J’ai appris les piscines remplies d’eau, les patinoires et stations d’hiver, les forêts si denses et vertes même en été. Les routes remplies de voitures et les bouchons des départs en vacances ou des périphériques, l’électricité abondante, les smartphones sans restriction, l’accès inconditionnel à la toile diverse et variée, les cascades en plein été, les glaciers, les concerts monumentaux, les théâtres et le cinéma, les rayons complets des supermarchés et les étals des marchés multicolores, les avions remplis de touristes. Ma ville, mon pays et ma planète d’un autre temps… celui d’une presque insouciance. Jusqu’à mes 18 ans, je me suis évadée dans ce monde d’avant, qui était pour moi comme un refuge inaccessible. Je l’idéalisais, le rêvais et m’y promenais tous les jours.

Je m’y suis enfermée lorsque nous avons dû quitter Paris. La ville lumière était devenue de plus en plus dangereuse.
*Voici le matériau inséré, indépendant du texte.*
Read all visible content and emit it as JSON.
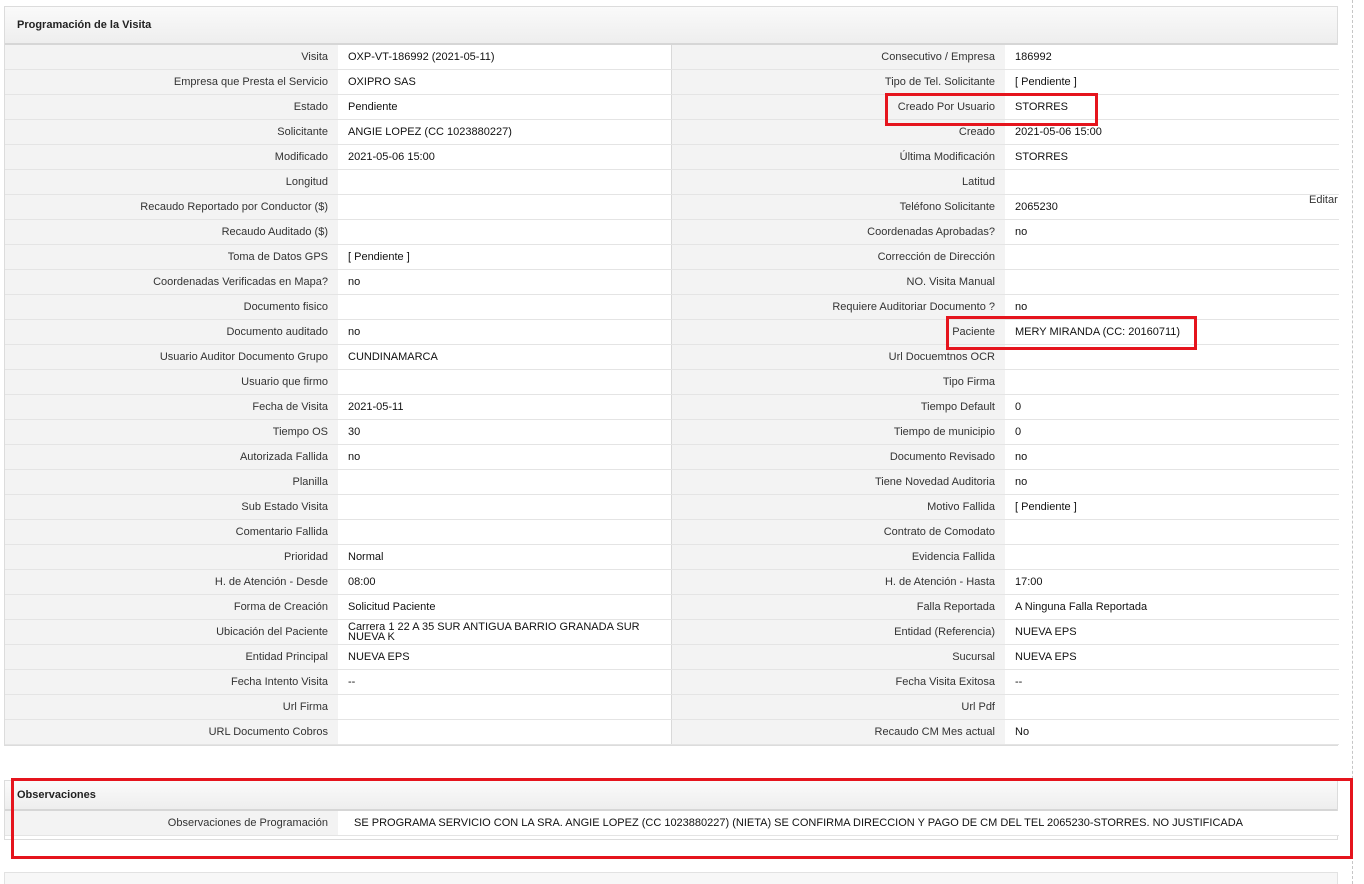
{
  "section": {
    "title": "Programación de la Visita"
  },
  "edit_label": "Editar",
  "rows": [
    {
      "l1": "Visita",
      "v1": "OXP-VT-186992 (2021-05-11)",
      "l2": "Consecutivo / Empresa",
      "v2": "186992"
    },
    {
      "l1": "Empresa que Presta el Servicio",
      "v1": "OXIPRO SAS",
      "l2": "Tipo de Tel. Solicitante",
      "v2": "[ Pendiente ]"
    },
    {
      "l1": "Estado",
      "v1": "Pendiente",
      "l2": "Creado Por Usuario",
      "v2": "STORRES"
    },
    {
      "l1": "Solicitante",
      "v1": "ANGIE LOPEZ (CC 1023880227)",
      "l2": "Creado",
      "v2": "2021-05-06 15:00"
    },
    {
      "l1": "Modificado",
      "v1": "2021-05-06 15:00",
      "l2": "Última Modificación",
      "v2": " STORRES"
    },
    {
      "l1": "Longitud",
      "v1": "",
      "l2": "Latitud",
      "v2": ""
    },
    {
      "l1": "Recaudo Reportado por Conductor ($)",
      "v1": "",
      "l2": "Teléfono Solicitante",
      "v2": "2065230"
    },
    {
      "l1": "Recaudo Auditado ($)",
      "v1": "",
      "l2": "Coordenadas Aprobadas?",
      "v2": " no"
    },
    {
      "l1": "Toma de Datos GPS",
      "v1": "[ Pendiente ]",
      "l2": "Corrección de Dirección",
      "v2": ""
    },
    {
      "l1": "Coordenadas Verificadas en Mapa?",
      "v1": " no",
      "l2": "NO. Visita Manual",
      "v2": ""
    },
    {
      "l1": "Documento fisico",
      "v1": "",
      "l2": "Requiere Auditoriar Documento ?",
      "v2": " no"
    },
    {
      "l1": "Documento auditado",
      "v1": " no",
      "l2": "Paciente",
      "v2": "MERY MIRANDA (CC: 20160711)"
    },
    {
      "l1": "Usuario Auditor Documento Grupo",
      "v1": "CUNDINAMARCA",
      "l2": "Url Docuemtnos OCR",
      "v2": ""
    },
    {
      "l1": "Usuario que firmo",
      "v1": "",
      "l2": "Tipo Firma",
      "v2": ""
    },
    {
      "l1": "Fecha de Visita",
      "v1": " 2021-05-11",
      "l2": "Tiempo Default",
      "v2": "0"
    },
    {
      "l1": "Tiempo OS",
      "v1": "30",
      "l2": "Tiempo de municipio",
      "v2": "0"
    },
    {
      "l1": "Autorizada Fallida",
      "v1": " no",
      "l2": "Documento Revisado",
      "v2": " no"
    },
    {
      "l1": "Planilla",
      "v1": "",
      "l2": "Tiene Novedad Auditoria",
      "v2": " no"
    },
    {
      "l1": "Sub Estado Visita",
      "v1": "",
      "l2": "Motivo Fallida",
      "v2": "[ Pendiente ]"
    },
    {
      "l1": "Comentario Fallida",
      "v1": "",
      "l2": "Contrato de Comodato",
      "v2": ""
    },
    {
      "l1": "Prioridad",
      "v1": "Normal",
      "l2": "Evidencia Fallida",
      "v2": ""
    },
    {
      "l1": "H. de Atención - Desde",
      "v1": "08:00",
      "l2": "H. de Atención - Hasta",
      "v2": "17:00"
    },
    {
      "l1": "Forma de Creación",
      "v1": "Solicitud Paciente",
      "l2": "Falla Reportada",
      "v2": "A Ninguna Falla Reportada"
    },
    {
      "l1": "Ubicación del Paciente",
      "v1": "Carrera 1 22 A 35 SUR ANTIGUA BARRIO GRANADA SUR NUEVA K",
      "l2": "Entidad (Referencia)",
      "v2": "NUEVA EPS"
    },
    {
      "l1": "Entidad Principal",
      "v1": "NUEVA EPS",
      "l2": "Sucursal",
      "v2": "NUEVA EPS"
    },
    {
      "l1": "Fecha Intento Visita",
      "v1": " --",
      "l2": "Fecha Visita Exitosa",
      "v2": " --"
    },
    {
      "l1": "Url Firma",
      "v1": "",
      "l2": "Url Pdf",
      "v2": ""
    },
    {
      "l1": "URL Documento Cobros",
      "v1": "",
      "l2": "Recaudo CM Mes actual",
      "v2": "No"
    }
  ],
  "observations": {
    "title": "Observaciones",
    "label": "Observaciones de Programación",
    "value": "SE PROGRAMA SERVICIO CON LA SRA. ANGIE LOPEZ (CC 1023880227) (NIETA) SE CONFIRMA DIRECCION Y PAGO DE CM DEL TEL 2065230-STORRES. NO JUSTIFICADA"
  },
  "colors": {
    "highlight": "#e5141d",
    "label_bg": "#f3f3f3",
    "border": "#dcdcdc"
  }
}
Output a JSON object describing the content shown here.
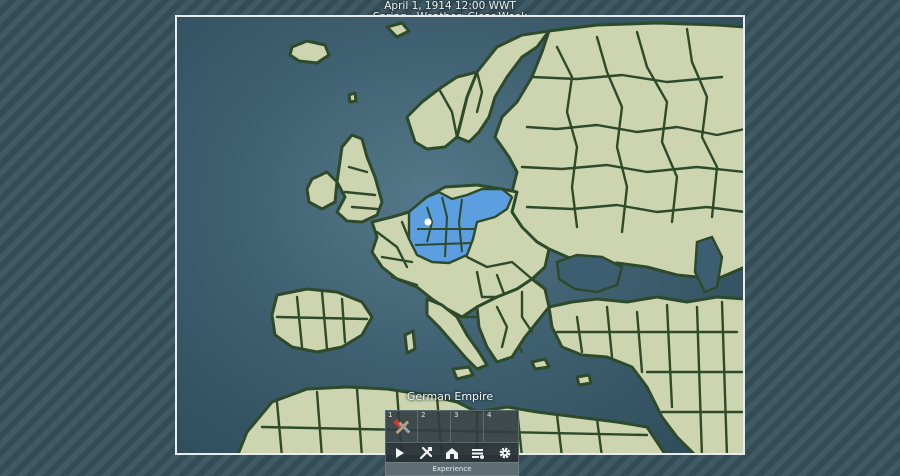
{
  "header": {
    "date_line": "April 1, 1914 12:00 WWT",
    "weather_line": "Spring · Weather: Clear Week"
  },
  "map": {
    "selected_nation": "German Empire",
    "land_color": "#cdd5b0",
    "sea_color": "#3f6070",
    "border_color": "#2d4a2a",
    "player_color": "#5b9fe0"
  },
  "hotbar": {
    "slots": [
      {
        "number": "1",
        "icon": "hammer-icon"
      },
      {
        "number": "2",
        "icon": ""
      },
      {
        "number": "3",
        "icon": ""
      },
      {
        "number": "4",
        "icon": ""
      }
    ]
  },
  "toolbar": {
    "buttons": [
      {
        "name": "play-button",
        "icon": "play-icon"
      },
      {
        "name": "build-tools-button",
        "icon": "tools-icon"
      },
      {
        "name": "buildings-button",
        "icon": "building-icon"
      },
      {
        "name": "diplomacy-button",
        "icon": "flag-icon"
      },
      {
        "name": "settings-button",
        "icon": "gear-icon"
      }
    ]
  },
  "experience": {
    "label": "Experience",
    "progress": 0.0
  }
}
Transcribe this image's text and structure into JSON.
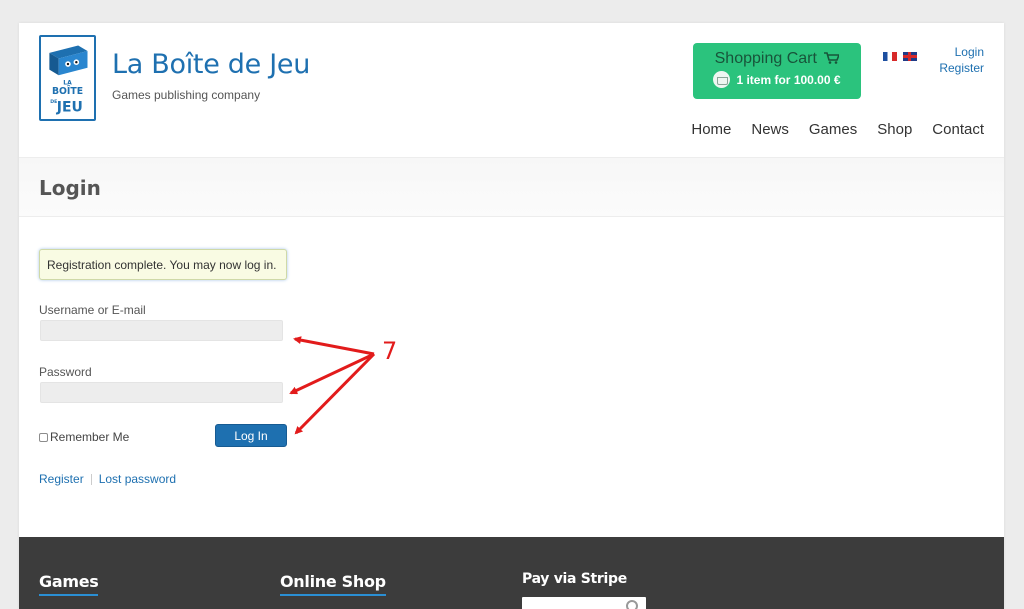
{
  "header": {
    "site_title": "La Boîte de Jeu",
    "tagline": "Games publishing company",
    "logo_text": [
      "LA",
      "BOÎTE",
      "DE",
      "JEU"
    ]
  },
  "cart": {
    "title": "Shopping Cart",
    "summary": "1 item for 100.00 €"
  },
  "top_links": {
    "login": "Login",
    "register": "Register"
  },
  "languages": [
    "fr",
    "en"
  ],
  "nav": {
    "items": [
      "Home",
      "News",
      "Games",
      "Shop",
      "Contact"
    ]
  },
  "page": {
    "title": "Login"
  },
  "form": {
    "notice": "Registration complete. You may now log in.",
    "username_label": "Username or E-mail",
    "username_value": "",
    "password_label": "Password",
    "password_value": "",
    "remember_label": "Remember Me",
    "remember_checked": false,
    "submit_label": "Log In",
    "register_link": "Register",
    "lost_password_link": "Lost password"
  },
  "annotation": {
    "label": "7",
    "color": "#e21b1b"
  },
  "footer": {
    "col1": "Games",
    "col2": "Online Shop",
    "col3": "Pay via Stripe"
  },
  "colors": {
    "brand_blue": "#1e70b0",
    "cart_green": "#2bc37d",
    "footer_bg": "#3c3c3c"
  }
}
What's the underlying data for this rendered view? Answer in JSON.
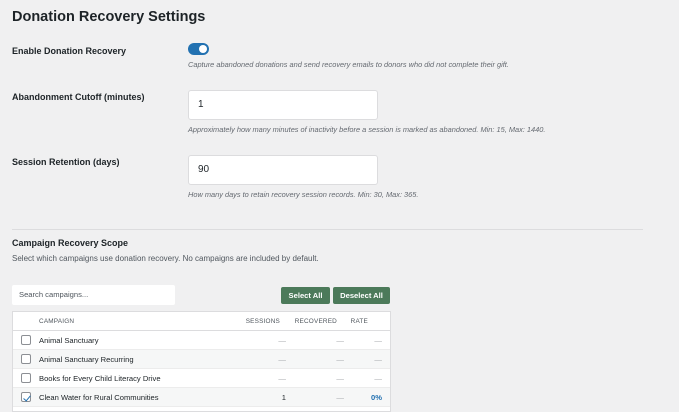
{
  "page": {
    "title": "Donation Recovery Settings"
  },
  "settings": {
    "enable": {
      "label": "Enable Donation Recovery",
      "enabled": true,
      "description": "Capture abandoned donations and send recovery emails to donors who did not complete their gift."
    },
    "cutoff": {
      "label": "Abandonment Cutoff (minutes)",
      "value": "1",
      "description": "Approximately how many minutes of inactivity before a session is marked as abandoned. Min: 15, Max: 1440."
    },
    "retention": {
      "label": "Session Retention (days)",
      "value": "90",
      "description": "How many days to retain recovery session records. Min: 30, Max: 365."
    }
  },
  "scope": {
    "title": "Campaign Recovery Scope",
    "description": "Select which campaigns use donation recovery. No campaigns are included by default.",
    "search_placeholder": "Search campaigns...",
    "select_all": "Select All",
    "deselect_all": "Deselect All",
    "columns": [
      "CAMPAIGN",
      "SESSIONS",
      "RECOVERED",
      "RATE"
    ],
    "rows": [
      {
        "name": "Animal Sanctuary",
        "checked": false,
        "sessions": "—",
        "recovered": "—",
        "rate": "—"
      },
      {
        "name": "Animal Sanctuary Recurring",
        "checked": false,
        "sessions": "—",
        "recovered": "—",
        "rate": "—"
      },
      {
        "name": "Books for Every Child Literacy Drive",
        "checked": false,
        "sessions": "—",
        "recovered": "—",
        "rate": "—"
      },
      {
        "name": "Clean Water for Rural Communities",
        "checked": true,
        "sessions": "1",
        "recovered": "—",
        "rate": "0%"
      }
    ]
  },
  "colors": {
    "accent": "#2271b1",
    "button": "#4c7a5a"
  }
}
Nos voisins aveint été mis dehors par une bande qui cherchait à se loger et qui a squatté leur appartement, plus grand que le nôtre. Le restaurateur en face de notre immeuble, le dernier du quartier, a mis la clé sous la porte suite à l’incendie de son local. La plupart des magasins, nombreux autrefois dans ce quartier vivant, avaient fermé un à un. Il fallait marcher deux kilomètres pour trouver un commerce qui vendait de la nourriture, et on y passait la demi-journée à faire la queue. La Seine oscillait entre sorties de lit et périodes où ne subsistaient de quelques filets d’eau entre les berges. Et comble de tout, l’université de ma mère a fermé. On est donc parties en Bretagne avant l’été avec tous les bagages qu’on a pu emporter, sans espoir de retour à l’automne cette fois.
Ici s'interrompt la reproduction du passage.